Polícias saem à rua para reivindicar promessas do Governo. Chega e mais seis partidos vão ao protesto

José Sena Goulão / Lusa

Elementos das forças de segurança (PSP e GNR) manifestam-se esta quinta-feira, em Lisboa, para pressionarem o novo Governo a cumprir as reivindicações da classe e as promessas do anterior Executivo.

Sob o lema “tolerância zero”, a manifestação conjunta é organizada pela Associação Sindical dos Profissionais da Polícia (ASPP/PSP) e Associação dos Profissionais da Guarda (APG/GNR). Inicia-se às 13h00 no Marquês de Pombal e ruma até à Assembleia da República, com concentração marcada para as 16h00.

As forças de segurança reivindicam, entre outras exigências, melhores salários para a classe social, bem como melhor condições de trabalho.

Apesar de o ministro da Administração Interna, Eduardo Cabrita, se ter reunido na quinta-feira passada com os sindicatos mais representativos da PSP e na segunda-feira com a APG/GNR, as estruturas decidiram manter o protesto.

Em declarações ao semanário Expresso, o presidente da APG, César Nogueira, disse ter esperança que esta “maior manifestação de sempre das polícias”.

Esta quarta-feira, na véspera do protesto, a segurança foi reforçada junto à escadaria do Parlamento.

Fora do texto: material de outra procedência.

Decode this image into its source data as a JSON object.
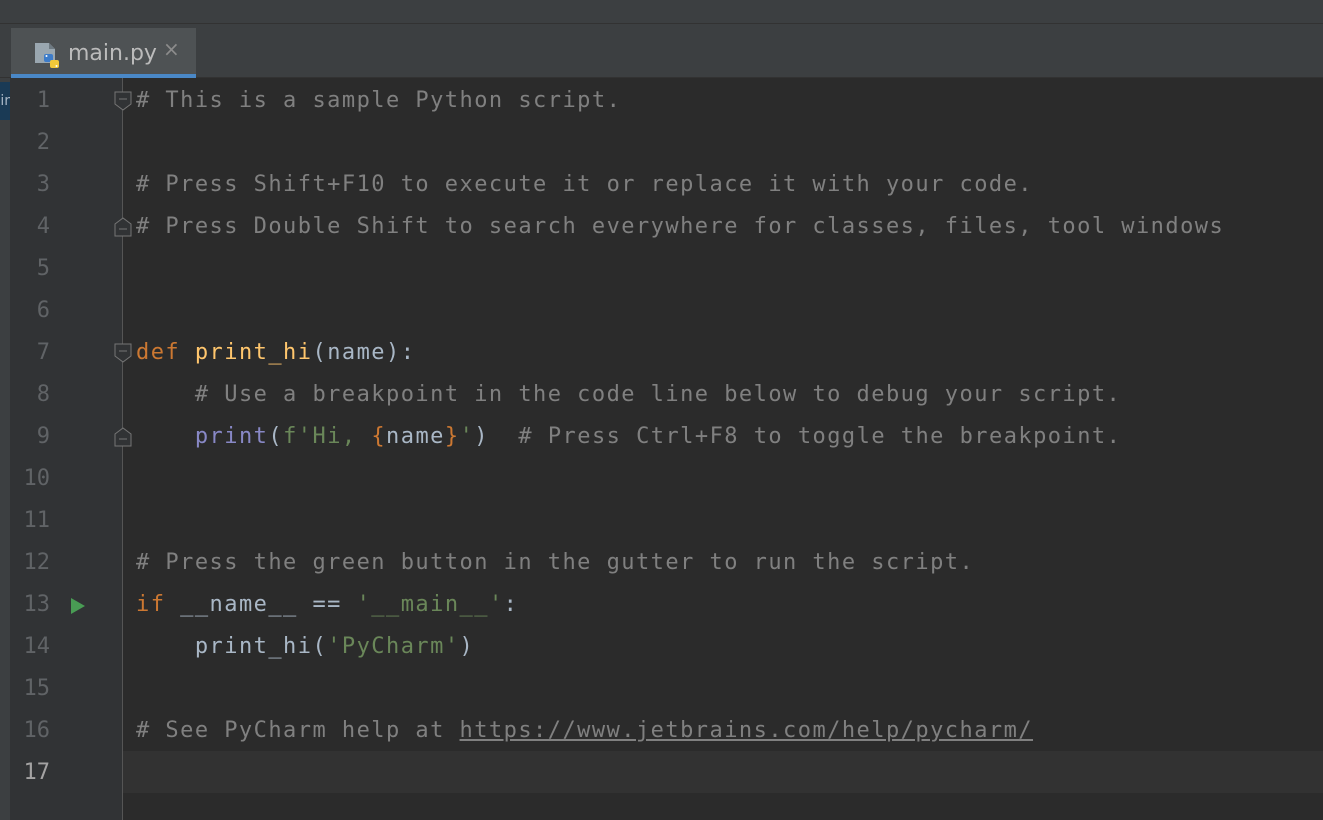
{
  "editor_tab": {
    "filename": "main.py",
    "close_glyph": "×",
    "icon": "python-file-icon"
  },
  "left_strip_label": "ir",
  "current_line": 17,
  "lines": [
    {
      "n": "1",
      "comment": "# This is a sample Python script."
    },
    {
      "n": "2"
    },
    {
      "n": "3",
      "comment": "# Press Shift+F10 to execute it or replace it with your code."
    },
    {
      "n": "4",
      "comment": "# Press Double Shift to search everywhere for classes, files, tool windows"
    },
    {
      "n": "5"
    },
    {
      "n": "6"
    },
    {
      "n": "7",
      "kw": "def ",
      "fn": "print_hi",
      "rest": "(name):"
    },
    {
      "n": "8",
      "indent": "    ",
      "comment": "# Use a breakpoint in the code line below to debug your script."
    },
    {
      "n": "9",
      "indent": "    ",
      "builtin": "print",
      "p1": "(",
      "str1": "f'Hi, ",
      "brace_open": "{",
      "var": "name",
      "brace_close": "}",
      "str2": "'",
      "p2": ")  ",
      "comment": "# Press Ctrl+F8 to toggle the breakpoint."
    },
    {
      "n": "10"
    },
    {
      "n": "11"
    },
    {
      "n": "12",
      "comment": "# Press the green button in the gutter to run the script."
    },
    {
      "n": "13",
      "kw": "if ",
      "rest": "__name__ == ",
      "str": "'__main__'",
      "tail": ":"
    },
    {
      "n": "14",
      "indent": "    ",
      "call": "print_hi(",
      "str": "'PyCharm'",
      "tail": ")"
    },
    {
      "n": "15"
    },
    {
      "n": "16",
      "comment": "# See PyCharm help at ",
      "link": "https://www.jetbrains.com/help/pycharm/"
    },
    {
      "n": "17"
    }
  ],
  "colors": {
    "editor_bg": "#2b2b2b",
    "gutter_bg": "#313335",
    "comment": "#808080",
    "keyword": "#cc7832",
    "function": "#ffc66d",
    "string": "#6a8759",
    "builtin": "#8888c6",
    "text": "#a9b7c6",
    "run_green": "#499c54",
    "tab_underline": "#4a88c7"
  }
}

Foram colocados blocos de cimento junto às grades da Assembleia da República e o estacionamento junto ao espaço foi limitado, relata a SIC Notícias, que fala em medidas de segurança inéditas.

As forças políticas também não se alhearam a este protestos. Segundo o Expresso, há sete partidos que vão ao protesto cumprimentar os manifestantes, entre os quais o PCP, o Bloco de Esquerda, o CDS, Os Verdes, Iniciativa Liberal, Chega e Livre.

O semanário recorda ainda que, no ano passado, quando foi levada a cabo uma manifestação semelhante da mesma classe profissional, apenas os bloquistas e comunistas apareceram para saudar as forças policiais.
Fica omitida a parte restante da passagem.